Oddly, I tend to pause Amy only when she is not talking, so you’ll need to provide specific intructions to reproduce glitches.
My list is the one we see on Github. I’ve only been adding what I feel should belong and I have sometimes removed examples. This leads to the rather amusing outcome that you both will need to sort it out together since I am fine with what is and whatever you add. For removals, we should consult each other.

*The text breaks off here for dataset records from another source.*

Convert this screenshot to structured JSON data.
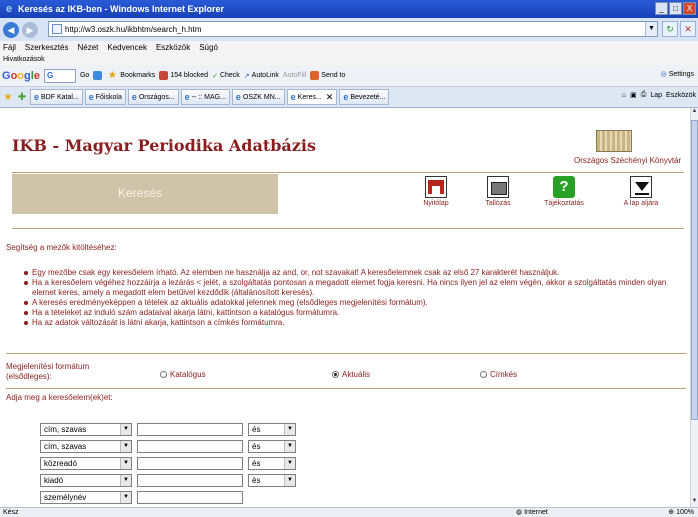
{
  "window": {
    "title": "Keresés az IKB-ben - Windows Internet Explorer",
    "controls": {
      "min": "_",
      "max": "□",
      "close": "X"
    }
  },
  "address": {
    "url": "http://w3.oszk.hu/ikbhtm/search_h.htm"
  },
  "menu": {
    "items": [
      "Fájl",
      "Szerkesztés",
      "Nézet",
      "Kedvencek",
      "Eszközök",
      "Súgó"
    ],
    "links_label": "Hivatkozások"
  },
  "googlebar": {
    "logo": [
      "G",
      "o",
      "o",
      "g",
      "l",
      "e"
    ],
    "search_letter": "G",
    "items": [
      "Go",
      "Bookmarks",
      "154 blocked",
      "Check",
      "AutoLink",
      "AutoFill",
      "Send to"
    ],
    "settings": "Settings"
  },
  "tabs": {
    "items": [
      "BDF Katal...",
      "Főiskola",
      "Országos...",
      "-- :: MAG...",
      "OSZK MN...",
      "Keres...",
      "Bevezeté..."
    ],
    "active_index": 5,
    "tools": [
      "Lap",
      "Eszközök"
    ]
  },
  "page": {
    "heading": "IKB - Magyar Periodika Adatbázis",
    "library": "Országos Széchényi Könyvtár",
    "section_title": "Keresés",
    "nav": [
      {
        "label": "Nyitólap"
      },
      {
        "label": "Tallózás"
      },
      {
        "label": "Tájékoztatás"
      },
      {
        "label": "A lap aljára"
      }
    ],
    "help_title": "Segítség a mezők kitöltéséhez:",
    "help_items": [
      "Egy mezőbe csak egy keresőelem írható. Az elemben ne használja az and, or, not szavakat! A keresőelemnek csak az első 27 karakterét használjuk.",
      "Ha a keresőelem végéhez hozzáírja a lezárás < jelét, a szolgáltatás pontosan a megadott elemet fogja keresni. Ha nincs ilyen jel az elem végén, akkor a szolgáltatás minden olyan elemet keres, amely a megadott elem betűivel kezdődik (általánosított keresés).",
      "A keresés eredményeképpen a tételek az aktuális adatokkal jelennek meg (elsődleges megjelenítési formátum).",
      "Ha a tételeket az induló szám adataival akarja látni, kattintson a katalógus formátumra.",
      "Ha az adatok változását is látni akarja, kattintson a címkés formátumra."
    ],
    "format_label": "Megjelenítési formátum (elsődleges):",
    "formats": [
      "Katalógus",
      "Aktuális",
      "Címkés"
    ],
    "format_selected": 1,
    "query_label": "Adja meg a keresőelem(ek)et:",
    "query_rows": [
      {
        "field": "cím, szavas",
        "value": "",
        "op": "és"
      },
      {
        "field": "cím, szavas",
        "value": "",
        "op": "és"
      },
      {
        "field": "közreadó",
        "value": "",
        "op": "és"
      },
      {
        "field": "kiadó",
        "value": "",
        "op": "és"
      },
      {
        "field": "személynév",
        "value": "",
        "op": ""
      }
    ]
  },
  "status": {
    "left": "Kész",
    "zone": "Internet",
    "zoom": "100%"
  }
}
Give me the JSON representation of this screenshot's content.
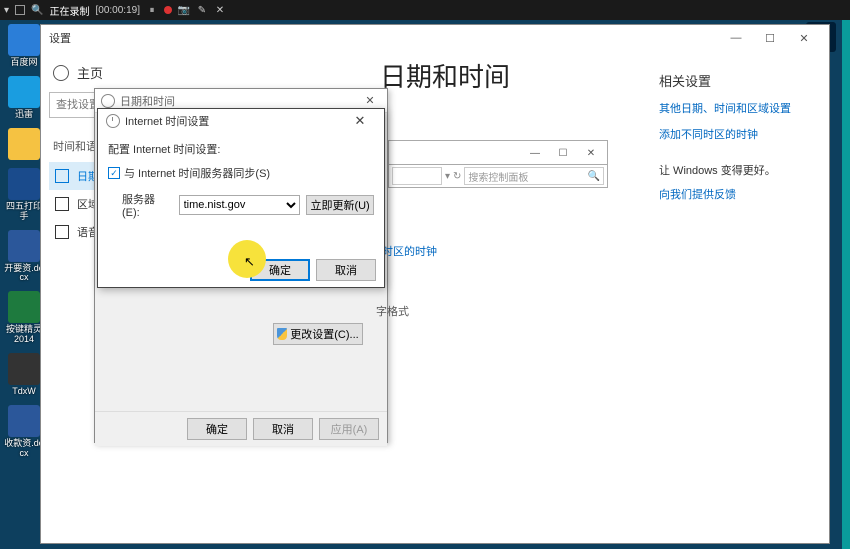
{
  "recbar": {
    "status": "正在录制",
    "time": "[00:00:19]"
  },
  "desktop": [
    {
      "label": "百度网",
      "bg": "#2b7ed8"
    },
    {
      "label": "迅雷",
      "bg": "#1a9de0"
    },
    {
      "label": "",
      "bg": "#f5c242"
    },
    {
      "label": "四五打印手",
      "bg": "#1a4b8c"
    },
    {
      "label": "开要资.docx",
      "bg": "#2b579a"
    },
    {
      "label": "按键精灵2014",
      "bg": "#1e7a3e"
    },
    {
      "label": "TdxW",
      "bg": "#333"
    },
    {
      "label": "收款资.docx",
      "bg": "#2b579a"
    }
  ],
  "settings": {
    "title": "设置",
    "home": "主页",
    "search_placeholder": "查找设置",
    "section": "时间和语言",
    "nav": [
      {
        "label": "日期和时间",
        "active": true
      },
      {
        "label": "区域和"
      },
      {
        "label": "语音"
      }
    ],
    "page_header": "日期和时间",
    "related": {
      "title": "相关设置",
      "link1": "其他日期、时间和区域设置",
      "link2": "添加不同时区的时钟",
      "sub": "让 Windows 变得更好。",
      "feedback": "向我们提供反馈"
    }
  },
  "cp": {
    "search_placeholder": "搜索控制面板",
    "link_tz": "添加不同时区的时钟",
    "txt_format": "字格式"
  },
  "dt_dialog": {
    "title": "日期和时间",
    "change_settings": "更改设置(C)...",
    "ok": "确定",
    "cancel": "取消",
    "apply": "应用(A)"
  },
  "its_dialog": {
    "title": "Internet 时间设置",
    "heading": "配置 Internet 时间设置:",
    "sync_label": "与 Internet 时间服务器同步(S)",
    "server_label": "服务器(E):",
    "server_value": "time.nist.gov",
    "update_btn": "立即更新(U)",
    "ok": "确定",
    "cancel": "取消"
  }
}
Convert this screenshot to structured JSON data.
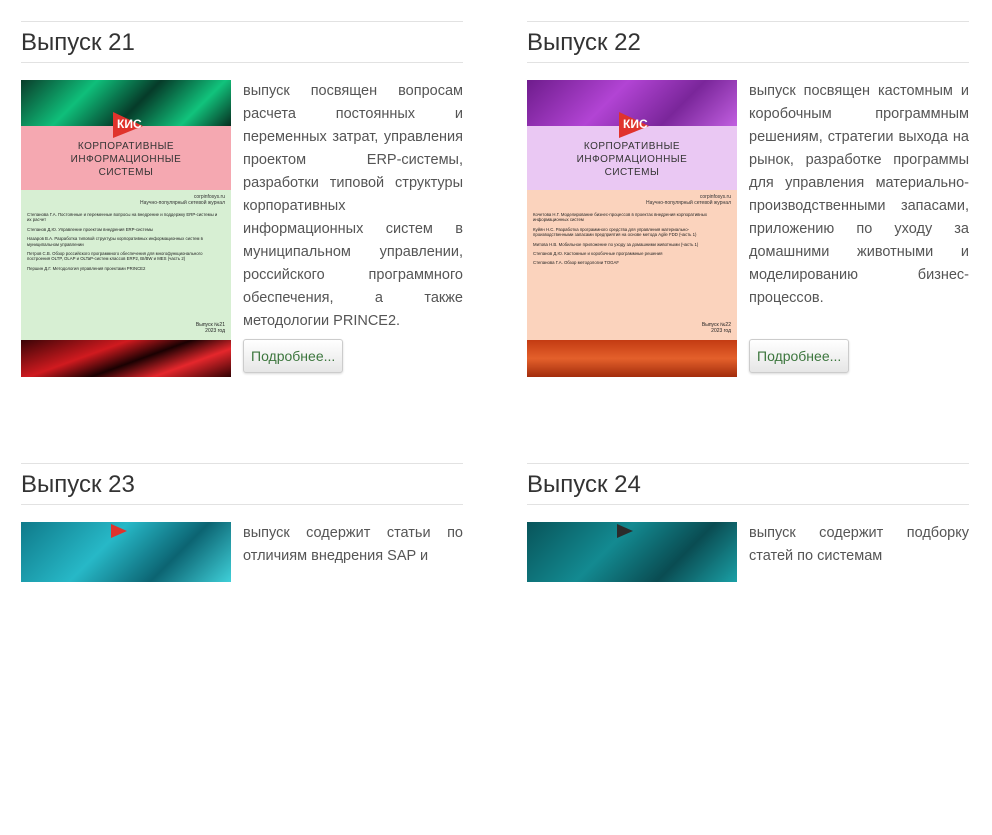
{
  "more_label": "Подробнее...",
  "issues": [
    {
      "title": "Выпуск 21",
      "description": "выпуск посвящен вопросам расчета постоянных и переменных затрат, управления проектом ERP-системы, разработки типовой структуры корпоративных информационных систем в муниципальном управлении, российского программного обеспечения, а также методологии PRINCE2.",
      "cover": {
        "logo": "КИС",
        "title_lines": [
          "КОРПОРАТИВНЫЕ",
          "ИНФОРМАЦИОННЫЕ",
          "СИСТЕМЫ"
        ],
        "site": "corpinfosys.ru",
        "tagline": "Научно-популярный сетевой журнал",
        "articles": [
          "Степанова Г.А. Постоянные и переменные вопросы на внедрение и поддержку ERP-системы и их расчет",
          "Степанов Д.Ю. Управление проектом внедрения ERP-системы",
          "Назаров В.А. Разработка типовой структуры корпоративных информационных систем в муниципальном управлении",
          "Петров С.В. Обзор российского программного обеспечения для многофункционального построения OLTP, OLAP и OLTaP-систем классов ERP2, BI/BW и MES (часть 2)",
          "Першин Д.Г. Методология управления проектами PRINCE2"
        ],
        "issue_no": "Выпуск №21",
        "year": "2023 год"
      }
    },
    {
      "title": "Выпуск 22",
      "description": "выпуск посвящен кастомным и коробочным программным решениям, стратегии выхода на рынок, разработке программы для управления материально-производственными запасами, приложению по уходу за домашними животными и моделированию бизнес-процессов.",
      "cover": {
        "logo": "КИС",
        "title_lines": [
          "КОРПОРАТИВНЫЕ",
          "ИНФОРМАЦИОННЫЕ",
          "СИСТЕМЫ"
        ],
        "site": "corpinfosys.ru",
        "tagline": "Научно-популярный сетевой журнал",
        "articles": [
          "Кочетова Н.Г. Моделирование бизнес-процессов в проектах внедрения корпоративных информационных систем",
          "Куйян Н.С. Разработка программного средства для управления материально-производственными запасами предприятия на основе метода Agile FDD (часть 1)",
          "Митова Н.В. Мобильное приложение по уходу за домашними животными (часть 1)",
          "Степанов Д.Ю. Кастомные и коробочные программные решения",
          "Степанова Г.А. Обзор методологии TOGAF"
        ],
        "issue_no": "Выпуск №22",
        "year": "2023 год"
      }
    },
    {
      "title": "Выпуск 23",
      "description": "выпуск содержит статьи по отличиям внедрения SAP и"
    },
    {
      "title": "Выпуск 24",
      "description": "выпуск содержит подборку статей по системам"
    }
  ],
  "colors": {
    "title_text": "#333333",
    "description_text": "#555555",
    "divider": "#e2e2e2",
    "button_text": "#3c763d"
  }
}
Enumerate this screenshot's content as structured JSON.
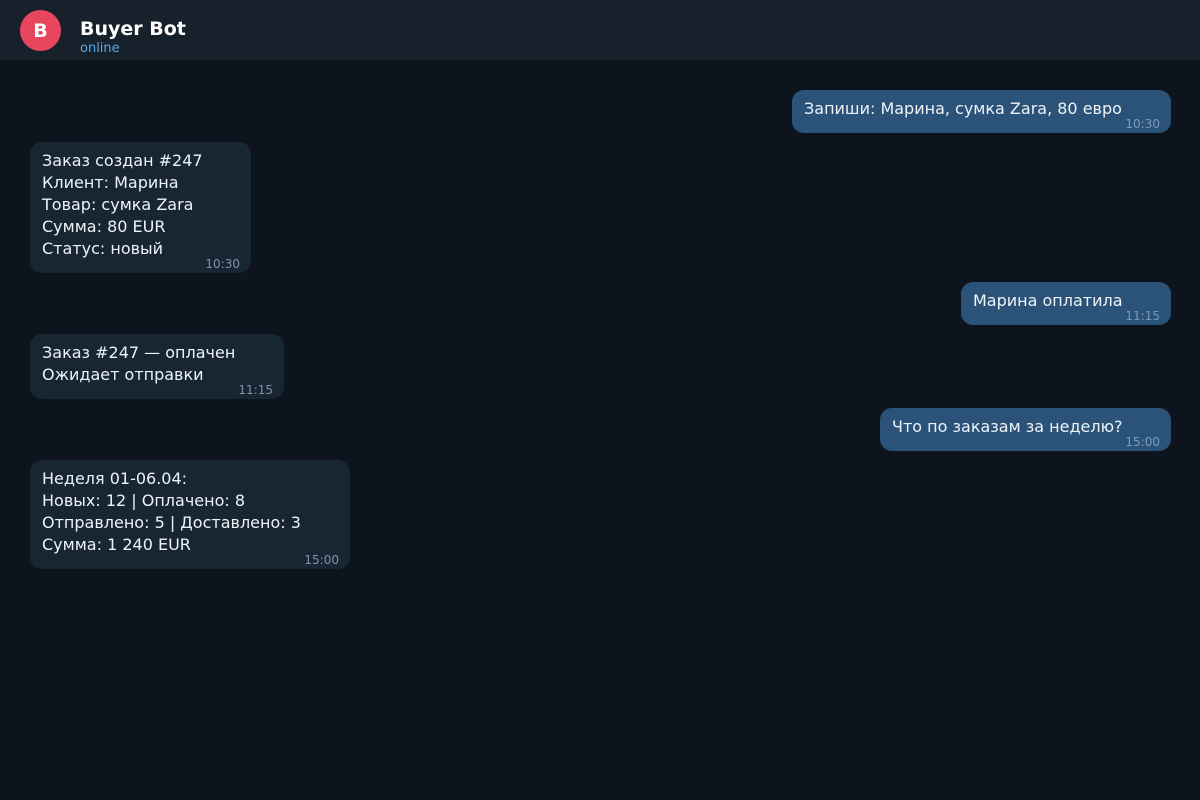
{
  "chat": {
    "avatar_letter": "B",
    "title": "Buyer Bot",
    "status": "online"
  },
  "messages": [
    {
      "direction": "out",
      "lines": [
        "Запиши: Марина, сумка Zara, 80 евро"
      ],
      "time": "10:30"
    },
    {
      "direction": "in",
      "lines": [
        "Заказ создан #247",
        "Клиент: Марина",
        "Товар: сумка Zara",
        "Сумма: 80 EUR",
        "Статус: новый"
      ],
      "time": "10:30"
    },
    {
      "direction": "out",
      "lines": [
        "Марина оплатила"
      ],
      "time": "11:15"
    },
    {
      "direction": "in",
      "lines": [
        "Заказ #247 — оплачен",
        "Ожидает отправки"
      ],
      "time": "11:15"
    },
    {
      "direction": "out",
      "lines": [
        "Что по заказам за неделю?"
      ],
      "time": "15:00"
    },
    {
      "direction": "in",
      "lines": [
        "Неделя 01-06.04:",
        "Новых: 12 | Оплачено: 8",
        "Отправлено: 5 | Доставлено: 3",
        "Сумма: 1 240 EUR"
      ],
      "time": "15:00"
    }
  ]
}
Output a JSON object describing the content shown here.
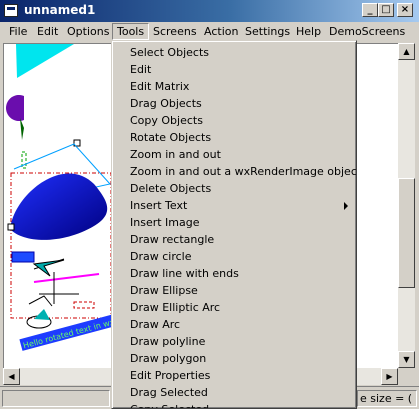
{
  "window": {
    "title": "unnamed1"
  },
  "title_buttons": {
    "minimize": "_",
    "maximize": "□",
    "close": "×"
  },
  "menubar": [
    "File",
    "Edit",
    "Options",
    "Tools",
    "Screens",
    "Action",
    "Settings",
    "Help",
    "DemoScreens"
  ],
  "tools_menu": {
    "items": [
      "Select Objects",
      "Edit",
      "Edit Matrix",
      "Drag Objects",
      "Copy Objects",
      "Rotate Objects",
      "Zoom in and out",
      "Zoom in and out a wxRenderImage object",
      "Delete Objects",
      "Insert Text",
      "Insert Image",
      "Draw rectangle",
      "Draw circle",
      "Draw line with ends",
      "Draw Ellipse",
      "Draw Elliptic Arc",
      "Draw Arc",
      "Draw polyline",
      "Draw polygon",
      "Edit Properties",
      "Drag Selected",
      "Copy Selected"
    ],
    "submenu_item": "Insert Text"
  },
  "canvas": {
    "rotated_text": "Hello rotated text in wxCanvas"
  },
  "statusbar": {
    "right_text": "e size = ("
  },
  "colors": {
    "accent": "#0a246a",
    "cyan": "#00e5ee",
    "blue": "#0000cd",
    "purple": "#6a0dad",
    "magenta": "#ff00ff"
  }
}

Yes, it’s actually a difficult one to reproduce which is why I asked in the general before adding to the bug list. There are no specific steps, it’s just on some suttas on some occasions pressing pause does not pause and closing the player does not stop play. Playing the same sutta under the same conditions doesn’t replicate the behaviour, but for what it’s worth I most typically use Raveena, English only.
Righto. I’d wanted to checkin with others before dumping 146 new entries, but to make things more straightforward for Ang. Sabbamitta I’ve just added them all to the GitHub list and will leave it her and/or the devas to reduce it down to 100 by whatever means they see fit.
Yes, I also see this behaviour sometimes, mostly using Amy together with Aditi. But actually, I don’t try to pause playing very often, mostly when re-listening suttas where I have found oddities and want to locate them.
Aminah, I’ll be very happy to have a look at the extended list, as well as at the wisdom list; but at the moment I’ve been a bit short of time, and probably still will for the next couple of days.